All statements, other than statements of historical fact, contained in this news release constitute “forward-looking information” or “forward-looking statements” within the meaning of certain securities laws, including the provisions of the Securities Act (Ontario) and the provisions for “safe harbor” under the United States Private Securities Litigation Reform Act of 1995 and are based on expectations, estimates and projections as of the date of this news release. The words “may”, “will”, “plan” or variations of or similar such words and phrases or statements that certain actions, events or results may, could, should or will be achieved, received or taken, or will occur or result and similar such expressions identify forward-looking statements. Forward-looking statements are necessarily based upon a number of estimates and assumptions that, while considered reasonable by Kinross as of the date of such statements, are inherently subject to significant business, economic and competitive uncertainties and contingencies. The estimates, models and assumptions of Kinross referenced, contained or incorporated by reference in this news release, which may prove to be incorrect, include, but are not limited to, statements regarding the ownership and future intentions regarding securities of Allegiant. Forward-looking statements are necessarily based upon a number of assumptions that, while considered reasonable by Kinross as of the date of such statements, are inherently subject to significant uncertainties and contingencies. These uncertainties and contingencies can affect, and could cause, Kinross' actual results to differ materially from those expressed or implied in any forward looking statements made by, or on behalf of, Kinross.
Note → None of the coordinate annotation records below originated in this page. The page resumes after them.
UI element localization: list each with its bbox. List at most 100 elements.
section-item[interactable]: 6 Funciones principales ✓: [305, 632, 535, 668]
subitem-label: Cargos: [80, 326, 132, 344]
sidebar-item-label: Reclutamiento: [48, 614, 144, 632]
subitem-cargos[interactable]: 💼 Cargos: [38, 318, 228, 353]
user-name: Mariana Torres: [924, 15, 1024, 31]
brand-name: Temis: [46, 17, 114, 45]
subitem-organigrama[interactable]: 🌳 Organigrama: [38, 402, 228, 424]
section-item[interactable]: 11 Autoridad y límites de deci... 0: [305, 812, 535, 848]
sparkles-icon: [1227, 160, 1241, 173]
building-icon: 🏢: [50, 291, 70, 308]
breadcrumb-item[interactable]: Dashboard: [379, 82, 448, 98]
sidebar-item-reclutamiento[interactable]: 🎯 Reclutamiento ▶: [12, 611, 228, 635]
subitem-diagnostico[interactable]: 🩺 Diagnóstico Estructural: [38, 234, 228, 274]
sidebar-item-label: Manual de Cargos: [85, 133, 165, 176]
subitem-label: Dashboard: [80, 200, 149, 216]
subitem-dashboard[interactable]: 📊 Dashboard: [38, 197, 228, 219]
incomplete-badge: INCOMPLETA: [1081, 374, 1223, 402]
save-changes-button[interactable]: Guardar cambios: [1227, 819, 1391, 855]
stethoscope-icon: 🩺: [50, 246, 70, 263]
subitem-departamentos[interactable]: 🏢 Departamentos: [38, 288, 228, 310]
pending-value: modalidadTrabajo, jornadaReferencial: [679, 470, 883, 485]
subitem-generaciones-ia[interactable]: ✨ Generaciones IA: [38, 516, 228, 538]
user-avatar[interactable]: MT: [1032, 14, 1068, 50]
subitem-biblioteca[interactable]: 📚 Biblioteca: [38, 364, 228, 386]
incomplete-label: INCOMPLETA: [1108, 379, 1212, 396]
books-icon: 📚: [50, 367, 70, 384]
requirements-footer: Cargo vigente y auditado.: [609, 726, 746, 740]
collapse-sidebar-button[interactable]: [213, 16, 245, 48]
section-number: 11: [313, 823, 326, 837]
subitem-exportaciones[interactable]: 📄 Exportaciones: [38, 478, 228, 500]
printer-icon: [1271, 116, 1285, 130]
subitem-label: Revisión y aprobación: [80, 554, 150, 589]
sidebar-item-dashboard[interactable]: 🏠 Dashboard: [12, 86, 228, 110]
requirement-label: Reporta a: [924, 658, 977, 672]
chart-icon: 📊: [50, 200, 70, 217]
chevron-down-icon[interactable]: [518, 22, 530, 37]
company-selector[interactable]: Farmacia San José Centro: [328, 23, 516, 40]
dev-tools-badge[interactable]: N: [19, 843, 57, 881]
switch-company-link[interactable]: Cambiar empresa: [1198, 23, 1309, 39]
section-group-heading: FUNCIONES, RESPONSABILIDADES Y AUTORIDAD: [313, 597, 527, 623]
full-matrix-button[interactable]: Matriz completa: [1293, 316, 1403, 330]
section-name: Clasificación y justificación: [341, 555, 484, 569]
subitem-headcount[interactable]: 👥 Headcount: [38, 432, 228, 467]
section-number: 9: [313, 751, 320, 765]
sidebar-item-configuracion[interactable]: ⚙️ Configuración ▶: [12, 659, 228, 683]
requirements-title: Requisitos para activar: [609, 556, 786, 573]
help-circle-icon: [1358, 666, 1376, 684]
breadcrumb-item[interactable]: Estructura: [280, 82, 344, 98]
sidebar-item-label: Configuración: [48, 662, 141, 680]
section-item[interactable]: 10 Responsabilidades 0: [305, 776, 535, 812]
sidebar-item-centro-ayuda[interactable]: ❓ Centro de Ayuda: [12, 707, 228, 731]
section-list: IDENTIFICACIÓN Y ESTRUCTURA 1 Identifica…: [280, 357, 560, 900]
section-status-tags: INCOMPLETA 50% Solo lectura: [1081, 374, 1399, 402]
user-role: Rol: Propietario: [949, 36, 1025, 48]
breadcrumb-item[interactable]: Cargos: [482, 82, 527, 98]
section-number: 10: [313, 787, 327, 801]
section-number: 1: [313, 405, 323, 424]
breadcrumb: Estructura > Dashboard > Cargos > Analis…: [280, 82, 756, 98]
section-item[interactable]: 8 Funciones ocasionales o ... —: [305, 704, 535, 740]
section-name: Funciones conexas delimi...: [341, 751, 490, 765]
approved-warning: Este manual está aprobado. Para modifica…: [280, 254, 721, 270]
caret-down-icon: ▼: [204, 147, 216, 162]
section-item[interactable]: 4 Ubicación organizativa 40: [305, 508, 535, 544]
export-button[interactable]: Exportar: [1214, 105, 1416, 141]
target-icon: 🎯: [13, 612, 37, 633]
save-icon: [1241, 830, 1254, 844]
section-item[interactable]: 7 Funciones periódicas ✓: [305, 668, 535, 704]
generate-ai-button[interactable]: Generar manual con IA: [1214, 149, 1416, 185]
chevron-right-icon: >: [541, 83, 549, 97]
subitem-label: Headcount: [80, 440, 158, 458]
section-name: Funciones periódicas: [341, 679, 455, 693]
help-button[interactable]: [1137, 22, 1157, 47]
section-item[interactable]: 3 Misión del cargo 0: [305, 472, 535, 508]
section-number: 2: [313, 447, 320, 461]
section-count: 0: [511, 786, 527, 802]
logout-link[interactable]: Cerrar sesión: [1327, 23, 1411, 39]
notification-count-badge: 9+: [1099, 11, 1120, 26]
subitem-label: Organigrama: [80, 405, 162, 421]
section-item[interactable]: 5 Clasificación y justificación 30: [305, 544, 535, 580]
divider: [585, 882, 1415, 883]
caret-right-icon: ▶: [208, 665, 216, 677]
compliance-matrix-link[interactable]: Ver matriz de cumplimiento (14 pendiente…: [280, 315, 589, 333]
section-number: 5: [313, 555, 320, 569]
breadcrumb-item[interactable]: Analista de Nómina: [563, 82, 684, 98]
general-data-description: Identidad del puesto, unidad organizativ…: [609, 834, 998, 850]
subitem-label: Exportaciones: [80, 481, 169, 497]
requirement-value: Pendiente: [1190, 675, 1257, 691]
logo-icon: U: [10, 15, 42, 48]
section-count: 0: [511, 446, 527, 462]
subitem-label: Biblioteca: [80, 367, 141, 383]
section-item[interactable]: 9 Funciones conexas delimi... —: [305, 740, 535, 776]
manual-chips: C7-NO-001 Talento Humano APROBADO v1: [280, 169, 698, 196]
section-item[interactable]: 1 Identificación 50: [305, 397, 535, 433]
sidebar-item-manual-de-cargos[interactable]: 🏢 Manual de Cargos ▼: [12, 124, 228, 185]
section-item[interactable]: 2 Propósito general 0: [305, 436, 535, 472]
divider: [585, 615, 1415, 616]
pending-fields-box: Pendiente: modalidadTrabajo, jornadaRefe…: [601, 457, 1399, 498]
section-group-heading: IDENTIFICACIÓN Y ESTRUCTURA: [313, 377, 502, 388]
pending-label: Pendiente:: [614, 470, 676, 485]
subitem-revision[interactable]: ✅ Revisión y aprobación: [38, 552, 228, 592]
There can be no assurance that forward-looking statements will prove to be accurate, as actual results and future events could differ materially from those anticipated in such statements.

 

Kinross disclaims any intention or obligation to update or revise any forward-looking statements whether as a result of new information, future events or otherwise, except as required by applicable law.